The charter school’s previous lawsuit is still on the table, awaiting judgment from Santa Clara County Superior Court Judge Patricia Lucas on whether she has jurisdiction to compel the district to follow the Sixth District Court of Appeal’s 2011 ruling on a previous facilities offer.
In the new legal filing, Bullis Charter School requested that the matter be consolidated with its existing case – hopefully continuing Lucas’ jurisdiction over the case.
“While Judge Lucas has not ruled on this procedural point, we filed this related action in order to accelerate relief and ensure that the Court may substantively consider all of Los Altos School District’s many ongoing legal violations without further delay,” wrote Ken Moore, chairman of the Bullis Charter School Board of Directors, in a letter to charter school parents last week.
The arguments in the new suit are similar to those outlined in the previous case. The new case takes issue with the allocation of furniture and facilities offered at the start of the 2012-2013 school year. The legal paperwork also points to last-minute changes in the facilities offer, specifically reneging on the charter school’s access to the City Gym at Egan Junior High School.
Charter school lawyers asked the court to compel the school district to accommodate the charter’s K-8 program on one contiguous site, provide reasonably equivalent furniture, abide by the 2012-2013 final facilities offer, count all space at all the comparable schools and provide the charter school with facilities based on the charter school’s documented enrollment projections.

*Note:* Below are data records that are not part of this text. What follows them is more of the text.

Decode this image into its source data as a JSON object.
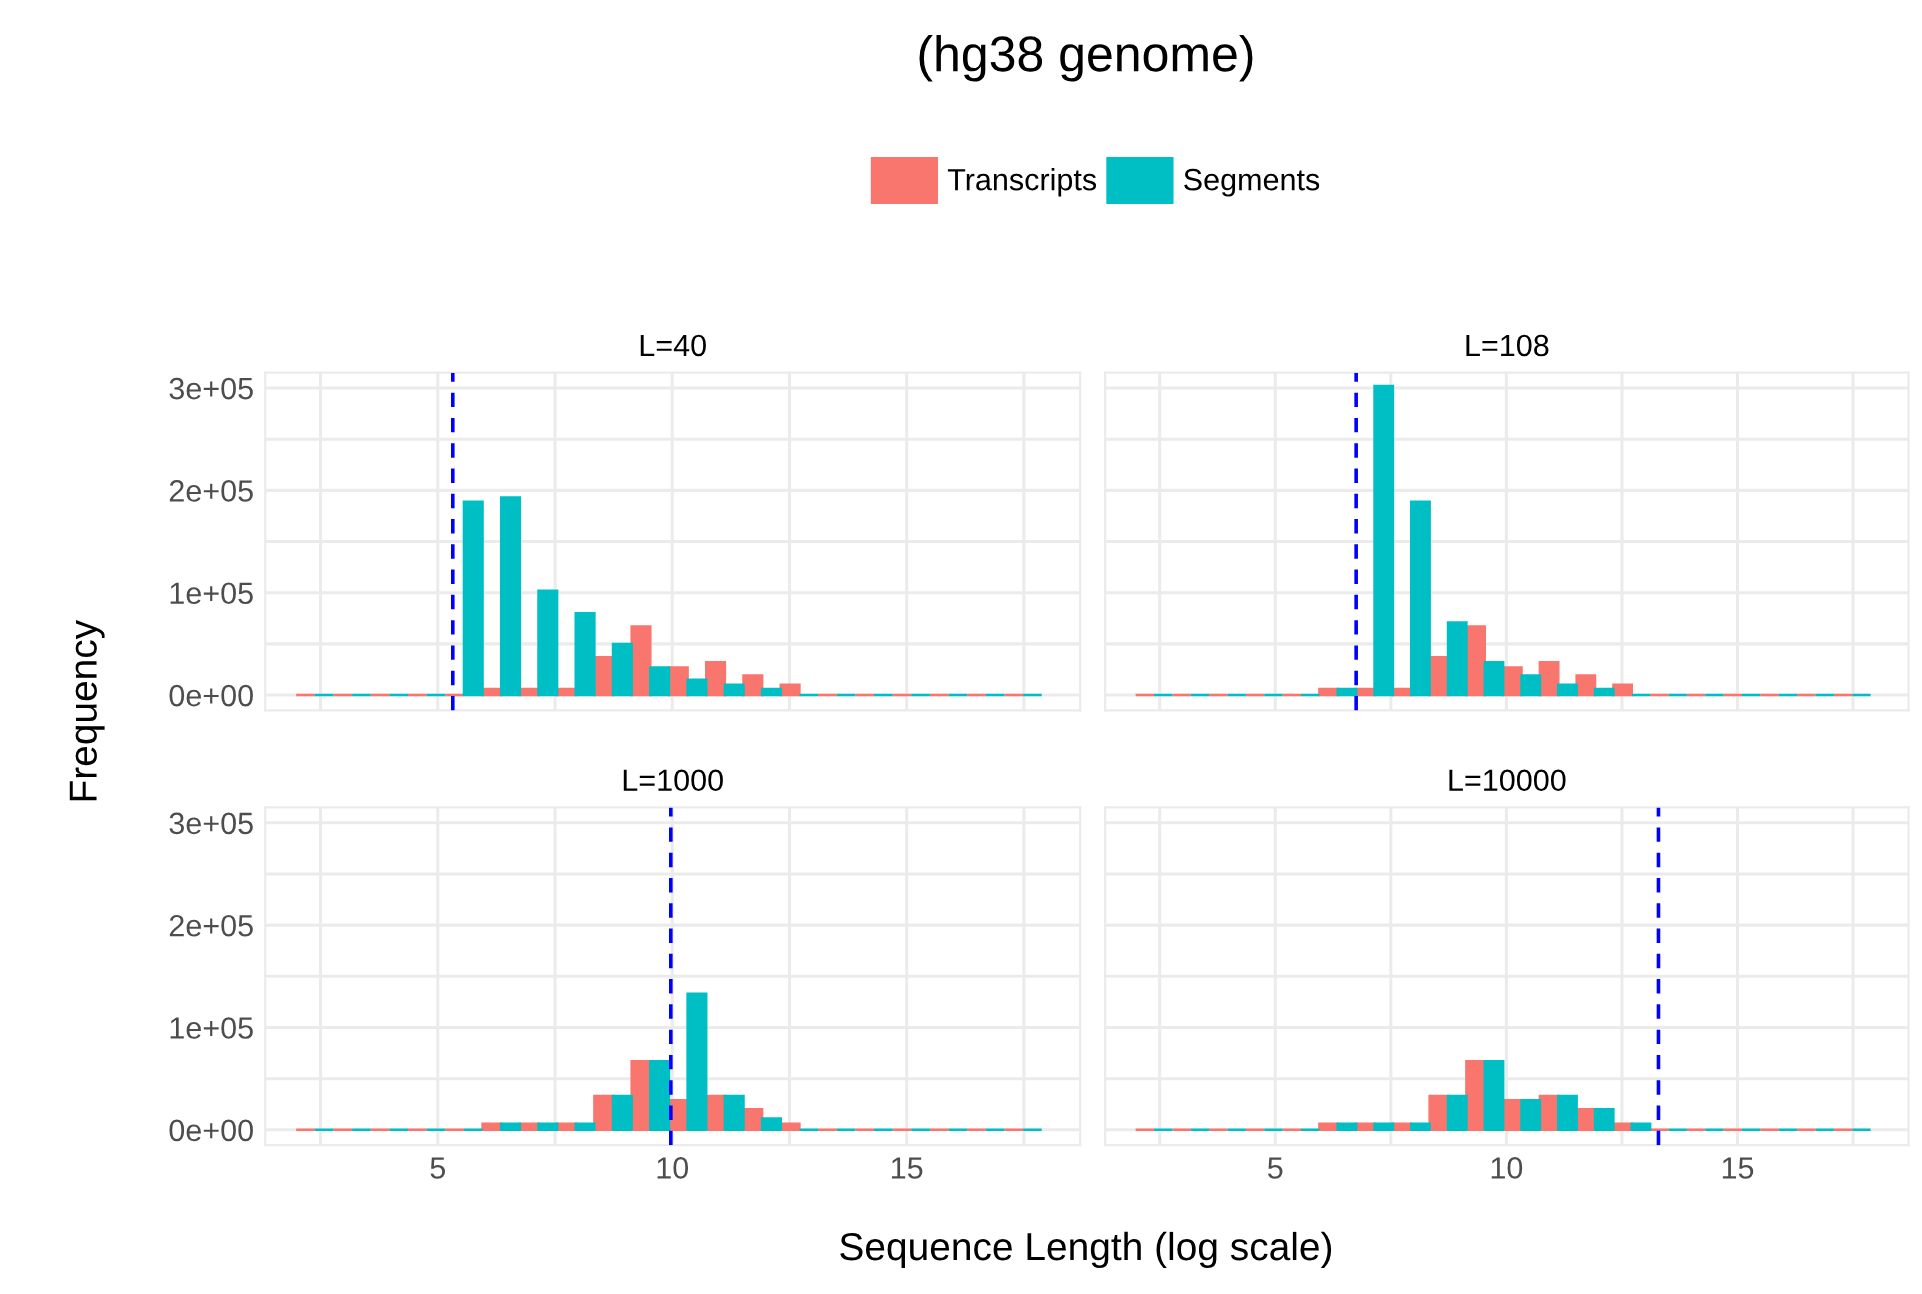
{
  "chart_data": [
    {
      "type": "histogram",
      "title": "L=40",
      "annotations": [
        "(hg38 genome)"
      ],
      "ylabel": "Frequency",
      "legend": "top",
      "bins": [
        1.98,
        2.775,
        3.57,
        4.365,
        5.16,
        5.955,
        6.75,
        7.545,
        8.34,
        9.135,
        9.93,
        10.725,
        11.52,
        12.315,
        13.11,
        13.905,
        14.7,
        15.495,
        16.29,
        17.085,
        17.88
      ],
      "series": [
        {
          "name": "Transcripts",
          "color": "#f8766d",
          "values": [
            0,
            0,
            0,
            0,
            0,
            6000,
            6000,
            6000,
            37000,
            67000,
            27000,
            32000,
            19000,
            10000,
            0,
            0,
            0,
            0,
            0,
            0
          ]
        },
        {
          "name": "Segments",
          "color": "#00bfc4",
          "values": [
            0,
            0,
            0,
            0,
            189000,
            193000,
            102000,
            80000,
            50000,
            27000,
            15000,
            10000,
            6000,
            0,
            0,
            0,
            0,
            0,
            0,
            0
          ]
        }
      ],
      "ref_lines": [
        {
          "axis": "x",
          "value": 5.32,
          "color": "#0000ff",
          "line_style": "dashed"
        }
      ],
      "xlim": [
        1.32,
        18.7
      ],
      "ylim": [
        -15000,
        315000
      ],
      "xticks": [
        {
          "value": 2.5,
          "label": null
        },
        5,
        {
          "value": 7.5,
          "label": null
        },
        10,
        {
          "value": 12.5,
          "label": null
        },
        15,
        {
          "value": 17.5,
          "label": null
        }
      ],
      "yticks": [
        {
          "value": 0,
          "label": "0e+00"
        },
        {
          "value": 50000,
          "label": null
        },
        {
          "value": 100000,
          "label": "1e+05"
        },
        {
          "value": 150000,
          "label": null
        },
        {
          "value": 200000,
          "label": "2e+05"
        },
        {
          "value": 250000,
          "label": null
        },
        {
          "value": 300000,
          "label": "3e+05"
        }
      ],
      "grid": true,
      "tick_labels": "y"
    },
    {
      "type": "histogram",
      "title": "L=108",
      "bins": [
        1.98,
        2.775,
        3.57,
        4.365,
        5.16,
        5.955,
        6.75,
        7.545,
        8.34,
        9.135,
        9.93,
        10.725,
        11.52,
        12.315,
        13.11,
        13.905,
        14.7,
        15.495,
        16.29,
        17.085,
        17.88
      ],
      "series": [
        {
          "color": "#f8766d",
          "values": [
            0,
            0,
            0,
            0,
            0,
            6000,
            6000,
            6000,
            37000,
            67000,
            27000,
            32000,
            19000,
            10000,
            0,
            0,
            0,
            0,
            0,
            0
          ]
        },
        {
          "color": "#00bfc4",
          "values": [
            0,
            0,
            0,
            0,
            0,
            6000,
            302000,
            189000,
            71000,
            32000,
            19000,
            10000,
            6000,
            0,
            0,
            0,
            0,
            0,
            0,
            0
          ]
        }
      ],
      "ref_lines": [
        {
          "axis": "x",
          "value": 6.75,
          "color": "#0000ff",
          "line_style": "dashed"
        }
      ],
      "xlim": [
        1.32,
        18.7
      ],
      "ylim": [
        -15000,
        315000
      ],
      "xticks": [
        {
          "value": 2.5,
          "label": null
        },
        5,
        {
          "value": 7.5,
          "label": null
        },
        10,
        {
          "value": 12.5,
          "label": null
        },
        15,
        {
          "value": 17.5,
          "label": null
        }
      ],
      "yticks": [
        {
          "value": 0,
          "label": null
        },
        {
          "value": 50000,
          "label": null
        },
        {
          "value": 100000,
          "label": null
        },
        {
          "value": 150000,
          "label": null
        },
        {
          "value": 200000,
          "label": null
        },
        {
          "value": 250000,
          "label": null
        },
        {
          "value": 300000,
          "label": null
        }
      ],
      "grid": true,
      "tick_labels": false
    },
    {
      "type": "histogram",
      "title": "L=1000",
      "xlabel": "Sequence Length (log scale)",
      "bins": [
        1.98,
        2.775,
        3.57,
        4.365,
        5.16,
        5.955,
        6.75,
        7.545,
        8.34,
        9.135,
        9.93,
        10.725,
        11.52,
        12.315,
        13.11,
        13.905,
        14.7,
        15.495,
        16.29,
        17.085,
        17.88
      ],
      "series": [
        {
          "color": "#f8766d",
          "values": [
            0,
            0,
            0,
            0,
            0,
            6000,
            6000,
            6000,
            33000,
            67000,
            29000,
            33000,
            20000,
            6000,
            0,
            0,
            0,
            0,
            0,
            0
          ]
        },
        {
          "color": "#00bfc4",
          "values": [
            0,
            0,
            0,
            0,
            0,
            6000,
            6000,
            6000,
            33000,
            67000,
            133000,
            33000,
            11000,
            0,
            0,
            0,
            0,
            0,
            0,
            0
          ]
        }
      ],
      "ref_lines": [
        {
          "axis": "x",
          "value": 9.97,
          "color": "#0000ff",
          "line_style": "dashed"
        }
      ],
      "xlim": [
        1.32,
        18.7
      ],
      "ylim": [
        -15000,
        315000
      ],
      "xticks": [
        {
          "value": 2.5,
          "label": null
        },
        5,
        {
          "value": 7.5,
          "label": null
        },
        10,
        {
          "value": 12.5,
          "label": null
        },
        15,
        {
          "value": 17.5,
          "label": null
        }
      ],
      "yticks": [
        {
          "value": 0,
          "label": "0e+00"
        },
        {
          "value": 50000,
          "label": null
        },
        {
          "value": 100000,
          "label": "1e+05"
        },
        {
          "value": 150000,
          "label": null
        },
        {
          "value": 200000,
          "label": "2e+05"
        },
        {
          "value": 250000,
          "label": null
        },
        {
          "value": 300000,
          "label": "3e+05"
        }
      ],
      "grid": true
    },
    {
      "type": "histogram",
      "title": "L=10000",
      "bins": [
        1.98,
        2.775,
        3.57,
        4.365,
        5.16,
        5.955,
        6.75,
        7.545,
        8.34,
        9.135,
        9.93,
        10.725,
        11.52,
        12.315,
        13.11,
        13.905,
        14.7,
        15.495,
        16.29,
        17.085,
        17.88
      ],
      "series": [
        {
          "color": "#f8766d",
          "values": [
            0,
            0,
            0,
            0,
            0,
            6000,
            6000,
            6000,
            33000,
            67000,
            29000,
            33000,
            20000,
            6000,
            0,
            0,
            0,
            0,
            0,
            0
          ]
        },
        {
          "color": "#00bfc4",
          "values": [
            0,
            0,
            0,
            0,
            0,
            6000,
            6000,
            6000,
            33000,
            67000,
            29000,
            33000,
            20000,
            6000,
            0,
            0,
            0,
            0,
            0,
            0
          ]
        }
      ],
      "ref_lines": [
        {
          "axis": "x",
          "value": 13.29,
          "color": "#0000ff",
          "line_style": "dashed"
        }
      ],
      "xlim": [
        1.32,
        18.7
      ],
      "ylim": [
        -15000,
        315000
      ],
      "xticks": [
        {
          "value": 2.5,
          "label": null
        },
        5,
        {
          "value": 7.5,
          "label": null
        },
        10,
        {
          "value": 12.5,
          "label": null
        },
        15,
        {
          "value": 17.5,
          "label": null
        }
      ],
      "yticks": [
        {
          "value": 0,
          "label": null
        },
        {
          "value": 50000,
          "label": null
        },
        {
          "value": 100000,
          "label": null
        },
        {
          "value": 150000,
          "label": null
        },
        {
          "value": 200000,
          "label": null
        },
        {
          "value": 250000,
          "label": null
        },
        {
          "value": 300000,
          "label": null
        }
      ],
      "grid": true,
      "tick_labels": "x"
    }
  ]
}
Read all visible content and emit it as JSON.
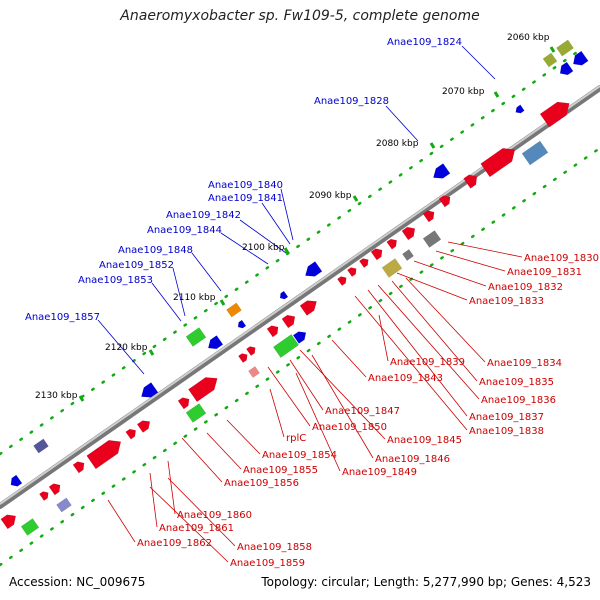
{
  "title": "Anaeromyxobacter sp. Fw109-5, complete genome",
  "footer": {
    "accession": "Accession: NC_009675",
    "summary": "Topology: circular; Length: 5,277,990 bp; Genes: 4,523"
  },
  "colors": {
    "forward_gene": "#e8001c",
    "reverse_gene": "#0000dd",
    "rrna_green": "#2ecc2e",
    "misc_olive": "#99aa33",
    "misc_grey": "#777777",
    "misc_orange": "#ee8800",
    "misc_steel": "#5588bb",
    "misc_purple": "#555599",
    "misc_khaki": "#bbaa44",
    "tick_green": "#11aa11",
    "backbone": "#888888",
    "label_forward": "#cc0000",
    "label_reverse": "#0000cc"
  },
  "ticks": [
    {
      "label": "2060 kbp"
    },
    {
      "label": "2070 kbp"
    },
    {
      "label": "2080 kbp"
    },
    {
      "label": "2090 kbp"
    },
    {
      "label": "2100 kbp"
    },
    {
      "label": "2110 kbp"
    },
    {
      "label": "2120 kbp"
    },
    {
      "label": "2130 kbp"
    }
  ],
  "labels_top": [
    {
      "name": "Anae109_1824"
    },
    {
      "name": "Anae109_1828"
    },
    {
      "name": "Anae109_1840"
    },
    {
      "name": "Anae109_1841"
    },
    {
      "name": "Anae109_1842"
    },
    {
      "name": "Anae109_1844"
    },
    {
      "name": "Anae109_1848"
    },
    {
      "name": "Anae109_1852"
    },
    {
      "name": "Anae109_1853"
    },
    {
      "name": "Anae109_1857"
    }
  ],
  "labels_bottom": [
    {
      "name": "Anae109_1830"
    },
    {
      "name": "Anae109_1831"
    },
    {
      "name": "Anae109_1832"
    },
    {
      "name": "Anae109_1833"
    },
    {
      "name": "Anae109_1834"
    },
    {
      "name": "Anae109_1835"
    },
    {
      "name": "Anae109_1836"
    },
    {
      "name": "Anae109_1837"
    },
    {
      "name": "Anae109_1838"
    },
    {
      "name": "Anae109_1839"
    },
    {
      "name": "Anae109_1843"
    },
    {
      "name": "Anae109_1847"
    },
    {
      "name": "Anae109_1850"
    },
    {
      "name": "Anae109_1845"
    },
    {
      "name": "Anae109_1846"
    },
    {
      "name": "rplC"
    },
    {
      "name": "Anae109_1849"
    },
    {
      "name": "Anae109_1854"
    },
    {
      "name": "Anae109_1855"
    },
    {
      "name": "Anae109_1856"
    },
    {
      "name": "Anae109_1860"
    },
    {
      "name": "Anae109_1861"
    },
    {
      "name": "Anae109_1858"
    },
    {
      "name": "Anae109_1862"
    },
    {
      "name": "Anae109_1859"
    }
  ]
}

The charter school lawyers also requested a court-appointed representative to oversee the annual facilities negotiation between the district and the charter school.
“None of this is a surprise,” Doug Smith, Los Altos School District trustee, wrote on his blog last week. “Most of it is copy/ paste from prior suits and their various last-minute additions to their earlier motion. As I said, I look forward to a complete and full airing of the facts. I think that the judge will determine that we’ve followed the law, and acted within our reasonable discretion as elected trustees.”
Charter school lawyers filed the most recent lawsuit after filing a motion to recover approximately $1.3 million in legal fees from their previous lawsuit over the 2009-2010 facilities offer.
Last month, the district board authorized its legal team to prepare a cross-complaint, with similar arguments to the previous cases’ cross-motion, should the charter school file a new lawsuit.
The original cross-motion questioned whether the charter school’s admissions and fundraising practices affect its claim on district facilities. The motion included more than 100 pages of evidence gathered from parents who have interacted with the charter school.
Smith said the district has discussed the possibility of filing a separate lawsuit to enforce the Public Records Act and compel the charter school to share its students’ address information so that the district can confirm the charter school’s number of in-district admissions.